Google has turned SPF validation on.
Here's an example how this breaks forwarding:
Let's say I create an e-mail address (let's call it family@mydomain) that is forwarded to multiple people, and one of them has a gmail account, all mail sent from domains with a hard fail policy to this address will bounce.
The three people with an icloud address will get it (because icloud doesn't do SPF checks yet), but the fourth and fifth recipient with a gmail address will not get it, and the sender will receive two bounces.
If you run your own domain, and want to use multiple virtual aliases for it, but forward everything to a domain that does SPF checks, all mail from sender domains with a hard fail policy will bounce.
So yes, for mail delivery to fail, both the final receiver domain needs to do SPF validation, and the sender domain needs to have a hard fail policy, but there are enough of those to make mail forwarding useless.
Apparently there is a solution to this, at least if the forwarding server is running postfix, and that is to install postsrsd, but I haven't had time to implement and test that yet.

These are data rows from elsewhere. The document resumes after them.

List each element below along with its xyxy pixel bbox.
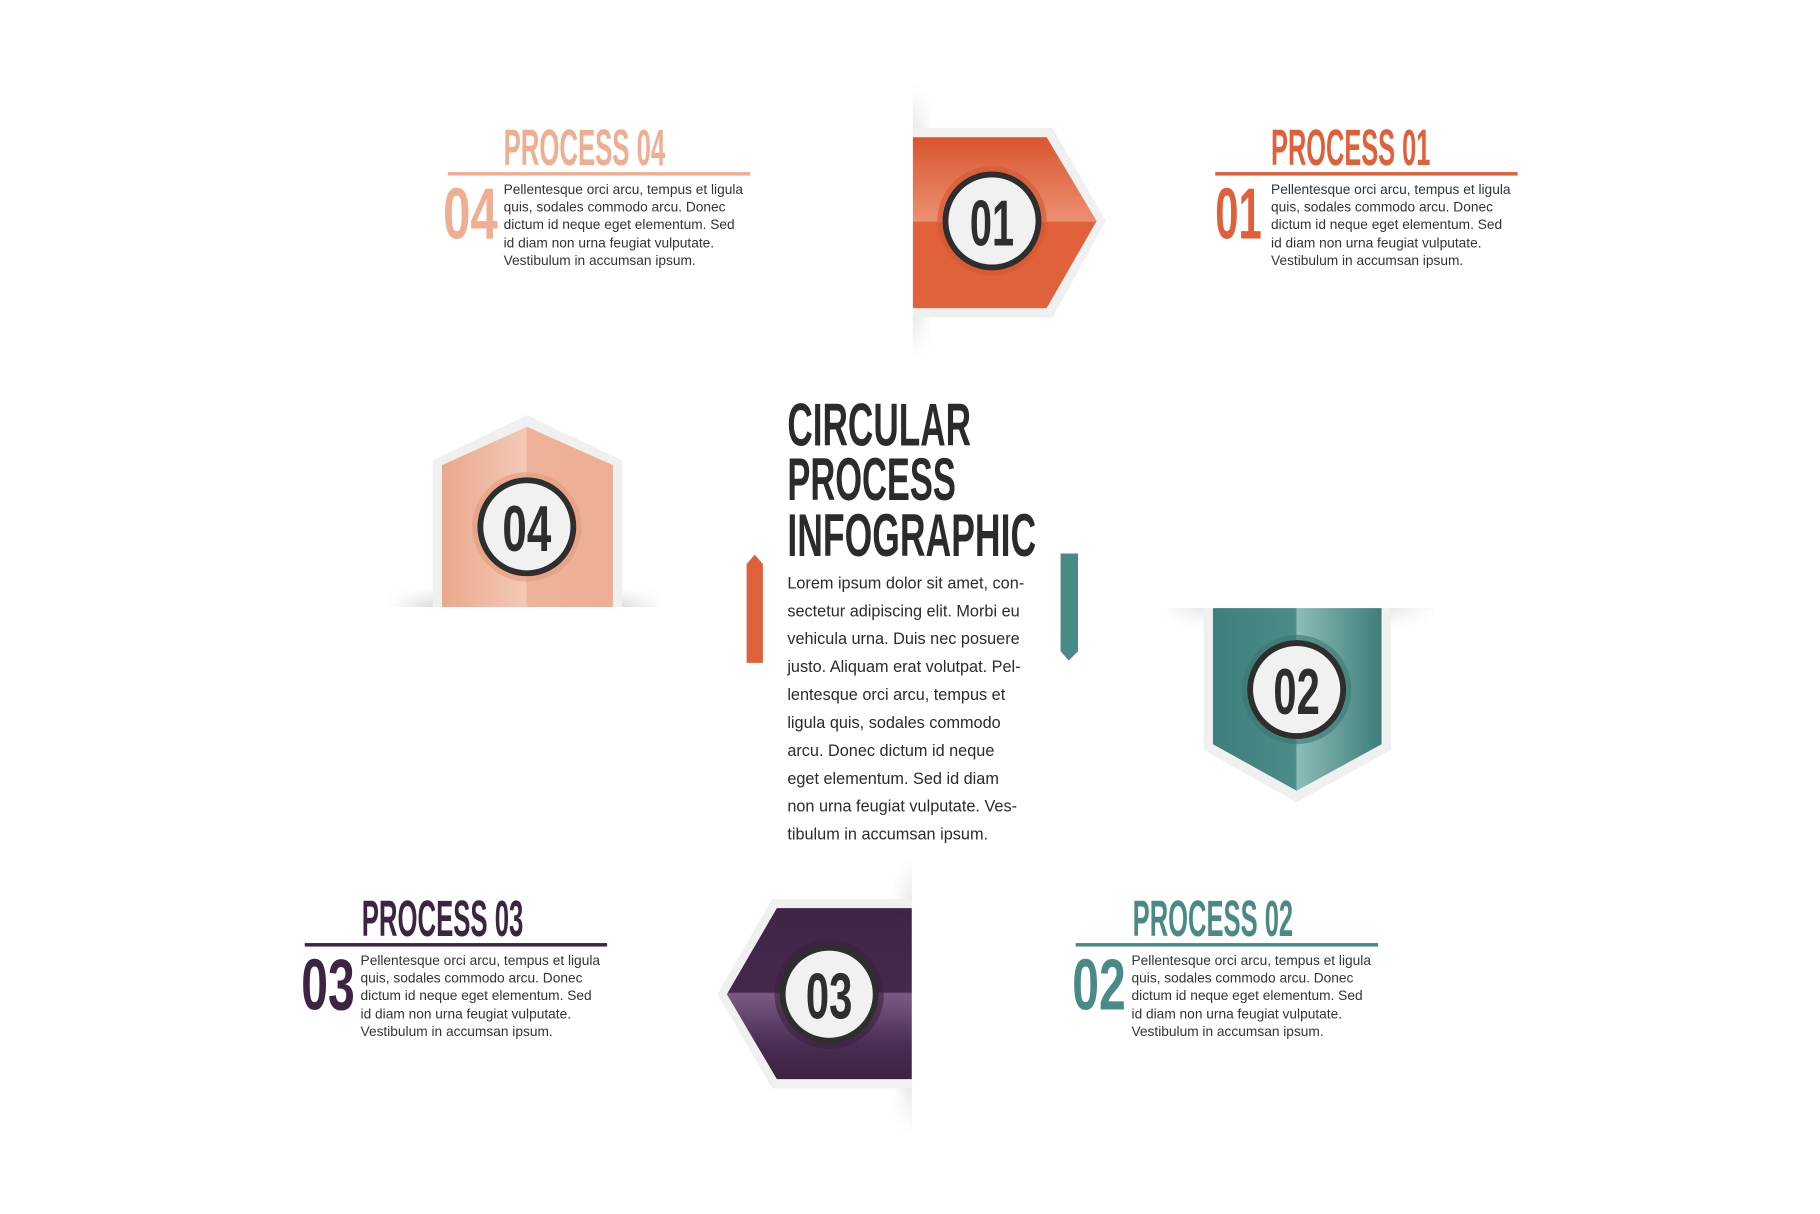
center body text: arcu. Donec dictum id neque (787, 742, 994, 760)
process 03 text block: 03 (301, 945, 355, 1025)
process 04 text block (443, 119, 750, 268)
marker 01: orange arrow: 01 (970, 186, 1014, 259)
process 01 text block: Vestibulum in accumsan ipsum. (1271, 253, 1463, 268)
process 02 text block: 02 (1072, 945, 1126, 1025)
process 04 text block: quis, sodales commodo arcu. Donec (504, 200, 726, 215)
center body text: vehicula urna. Duis nec posuere (787, 630, 1020, 648)
center title (787, 390, 1036, 569)
center body text: tibulum in accumsan ipsum. (787, 826, 988, 844)
process 04 text block: id diam non urna feugiat vulputate. (504, 236, 714, 251)
process 03 text block: quis, sodales commodo arcu. Donec (361, 971, 583, 986)
center body text: ligula quis, sodales commodo (787, 714, 1001, 732)
marker 03: purple arrow left: 03 (806, 960, 852, 1033)
process 03 text block: PROCESS 03 (362, 890, 523, 947)
process 01 text block: quis, sodales commodo arcu. Donec (1271, 200, 1493, 215)
shadow: right horizontal edge (1163, 608, 1433, 627)
center body text: sectetur adipiscing elit. Morbi eu (787, 602, 1020, 620)
center body text: lentesque orci arcu, tempus et (787, 686, 1006, 704)
process 01 text block (1215, 119, 1518, 268)
marker 01: orange arrow (913, 128, 1106, 317)
marker 04: salmon pointer up: 04 (502, 492, 551, 565)
center body text: eget elementum. Sed id diam (787, 770, 999, 788)
shadow: left horizontal edge (390, 588, 663, 607)
bar: orange accent (747, 555, 763, 663)
bar: teal accent (1061, 554, 1078, 660)
process 02 text block: id diam non urna feugiat vulputate. (1132, 1007, 1342, 1022)
process 04 text block: 04 (443, 174, 498, 254)
process 03 text block: Vestibulum in accumsan ipsum. (361, 1024, 553, 1039)
marker 02: teal pointer down (1204, 608, 1391, 802)
process 04 text block: Vestibulum in accumsan ipsum. (504, 253, 696, 268)
marker 04: salmon pointer up (433, 415, 622, 607)
center body text: justo. Aliquam erat volutpat. Pel- (786, 658, 1021, 676)
process 03 text block (301, 890, 607, 1039)
process 01 text block: 01 (1215, 174, 1262, 254)
shadow: bottom vertical edge (893, 860, 912, 1130)
process 01 text block: Pellentesque orci arcu, tempus et ligula (1271, 182, 1511, 197)
process 03 text block: id diam non urna feugiat vulputate. (361, 1007, 571, 1022)
shadow: top vertical edge (913, 87, 932, 357)
process 02 text block: Vestibulum in accumsan ipsum. (1132, 1024, 1324, 1039)
process 02 text block: quis, sodales commodo arcu. Donec (1132, 971, 1354, 986)
process 01 text block: dictum id neque eget elementum. Sed (1271, 217, 1502, 232)
process 03 text block: dictum id neque eget elementum. Sed (361, 988, 592, 1003)
process 02 text block: Pellentesque orci arcu, tempus et ligula (1132, 953, 1371, 968)
process 04 text block: dictum id neque eget elementum. Sed (504, 217, 735, 232)
center body text: non urna feugiat vulputate. Ves- (787, 798, 1017, 816)
process 03 text block: Pellentesque orci arcu, tempus et ligula (361, 953, 600, 968)
center title: INFOGRAPHIC (787, 501, 1036, 569)
process 02 text block: PROCESS 02 (1133, 890, 1293, 947)
process 01 text block: id diam non urna feugiat vulputate. (1271, 236, 1482, 251)
center title: PROCESS (787, 445, 956, 513)
process 02 text block (1072, 890, 1378, 1039)
process 01 text block: PROCESS 01 (1271, 119, 1430, 176)
center title: CIRCULAR (787, 390, 971, 458)
center body text: Lorem ipsum dolor sit amet, con- (787, 574, 1024, 592)
process 04 text block: Pellentesque orci arcu, tempus et ligula (504, 182, 743, 197)
marker 03: purple arrow left (718, 899, 912, 1088)
marker 02: teal pointer down: 02 (1273, 655, 1320, 728)
center body text (786, 574, 1024, 844)
process 04 text block: PROCESS 04 (504, 119, 665, 176)
process 02 text block: dictum id neque eget elementum. Sed (1132, 988, 1363, 1003)
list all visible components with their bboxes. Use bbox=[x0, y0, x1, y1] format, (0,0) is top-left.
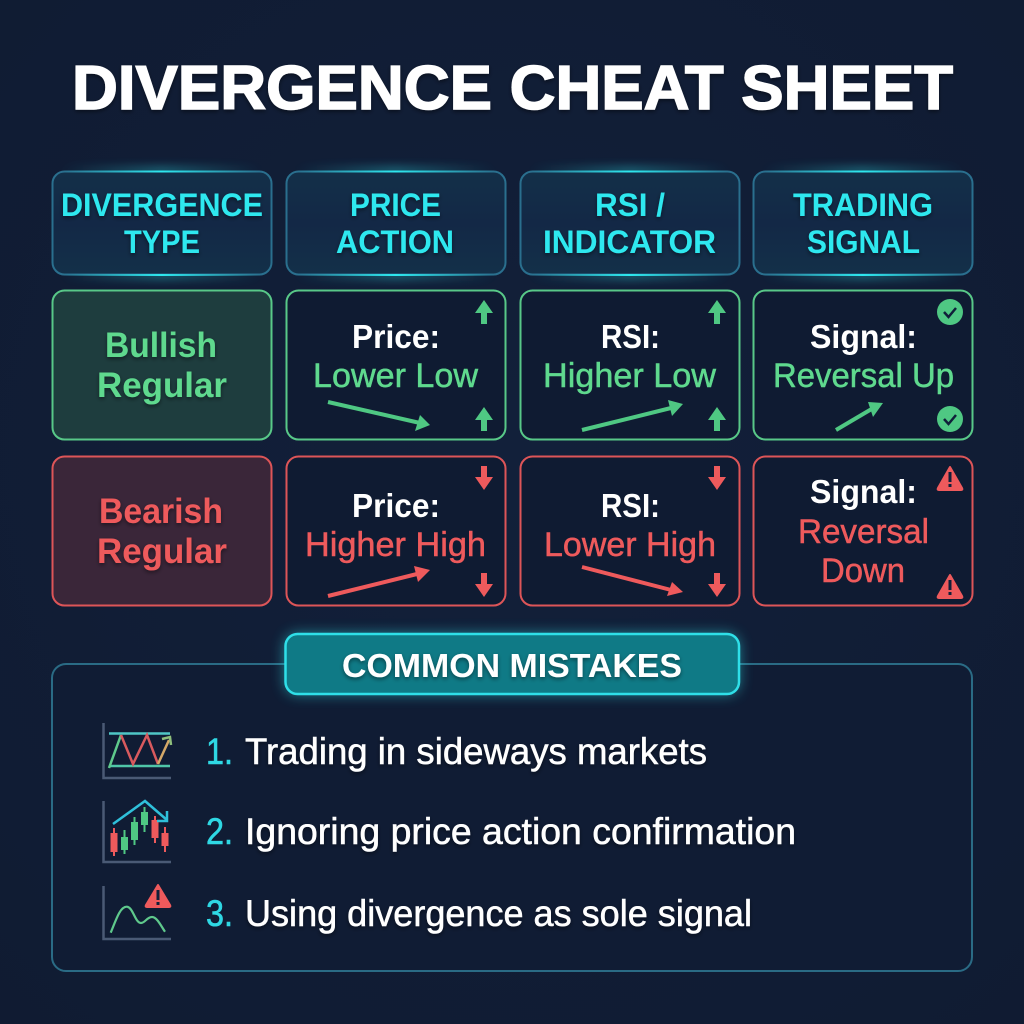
item 1 bbox=[104, 723, 707, 778]
header: trading signal: SIGNAL bbox=[807, 224, 920, 260]
cell: price higher high: Price: bbox=[352, 487, 440, 524]
cell: rsi lower high: RSI: bbox=[601, 487, 660, 524]
item 1: Trading in sideways markets bbox=[245, 731, 707, 772]
header: divergence type: DIVERGENCE bbox=[61, 187, 263, 223]
icon: up arrow top bbox=[708, 300, 726, 324]
header: divergence type bbox=[52, 168, 272, 278]
cell: signal reversal down: Reversal bbox=[798, 513, 929, 551]
header: price action bbox=[286, 168, 506, 278]
header: price action: ACTION bbox=[336, 224, 454, 260]
cell: price lower low: Lower Low bbox=[313, 357, 478, 395]
cell: price lower low bbox=[286, 290, 506, 440]
header: rsi indicator: RSI / bbox=[595, 187, 665, 223]
item 3: 3. bbox=[206, 893, 233, 934]
header: divergence type: TYPE bbox=[124, 224, 200, 260]
cell: bullish regular bbox=[52, 290, 272, 440]
bearish row bbox=[52, 456, 972, 606]
cell: rsi lower high bbox=[520, 456, 740, 606]
item 3: Using divergence as sole signal bbox=[245, 893, 752, 934]
icon: warning bottom bbox=[938, 575, 962, 598]
icon: candlestick chart bbox=[104, 801, 171, 862]
cell: signal reversal up: Signal: bbox=[810, 318, 917, 355]
item 1: 1. bbox=[206, 731, 233, 772]
icon: curve with warning bbox=[104, 885, 171, 939]
icon: down arrow bottom bbox=[475, 573, 493, 597]
panel: common mistakes bbox=[52, 634, 972, 971]
cell: signal reversal down: Down bbox=[821, 552, 905, 590]
cell: signal reversal up: Reversal Up bbox=[773, 357, 954, 395]
bullish row bbox=[52, 290, 972, 440]
item 2: 2. bbox=[206, 811, 233, 852]
header: trading signal: TRADING bbox=[793, 187, 933, 223]
arrow: reversal up bbox=[836, 402, 883, 430]
item 3 bbox=[104, 885, 752, 939]
cell: bearish regular bbox=[52, 456, 272, 606]
icon: check top bbox=[937, 299, 963, 325]
header: rsi indicator bbox=[520, 168, 740, 278]
item 2 bbox=[104, 801, 796, 862]
cell: rsi lower high: Lower High bbox=[544, 526, 716, 564]
heading: common mistakes bbox=[285, 634, 739, 694]
header: price action: PRICE bbox=[350, 187, 441, 223]
cell: signal reversal down bbox=[754, 456, 972, 606]
icon: warning top bbox=[938, 467, 962, 490]
icon: sideways market chart bbox=[104, 723, 171, 778]
header: rsi indicator: INDICATOR bbox=[543, 224, 716, 260]
arrow: falling rsi line bbox=[582, 567, 683, 596]
cell: bearish regular: Bearish bbox=[99, 492, 223, 531]
icon: check bottom bbox=[937, 406, 963, 432]
cell: rsi higher low bbox=[520, 290, 740, 440]
cell: bullish regular: Bullish bbox=[105, 326, 217, 365]
cell: rsi higher low: Higher Low bbox=[543, 357, 716, 395]
cell: price lower low: Price: bbox=[352, 318, 440, 355]
icon: down arrow top bbox=[475, 466, 493, 490]
cell: signal reversal down: Signal: bbox=[810, 473, 917, 510]
heading: common mistakes: COMMON MISTAKES bbox=[342, 647, 682, 684]
cell: rsi higher low: RSI: bbox=[601, 318, 660, 355]
title: DIVERGENCE CHEAT SHEET bbox=[72, 54, 953, 123]
item 2: Ignoring price action confirmation bbox=[245, 811, 796, 852]
header: trading signal bbox=[754, 168, 972, 278]
icon: up arrow bottom bbox=[708, 407, 726, 431]
icon: down arrow bottom bbox=[708, 573, 726, 597]
arrow: falling price line bbox=[328, 402, 430, 431]
cell: price higher high bbox=[286, 456, 506, 606]
arrow: rising rsi line bbox=[582, 400, 683, 430]
icon: up arrow bottom bbox=[475, 407, 493, 431]
icon: up arrow top bbox=[475, 300, 493, 324]
cell: price higher high: Higher High bbox=[305, 526, 486, 564]
arrow: rising price line bbox=[328, 566, 430, 596]
cell: signal reversal up bbox=[754, 290, 972, 440]
icon: down arrow top bbox=[708, 466, 726, 490]
cell: bearish regular: Regular bbox=[97, 532, 227, 571]
cell: bullish regular: Regular bbox=[97, 366, 227, 405]
header row bbox=[52, 168, 972, 278]
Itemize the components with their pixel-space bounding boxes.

The hotfix was just to not allow any virtual addresses that forward to domains (like gmail) that do SPF checks. But that's also bad because I have no control over when a new target domain starts to implement them. Bottom line: SPF is making my life worse, not better. Apparently one of its main purposes is to help with backscatter from spam, but there are other ways to deal with that that don't require breaking forwarding.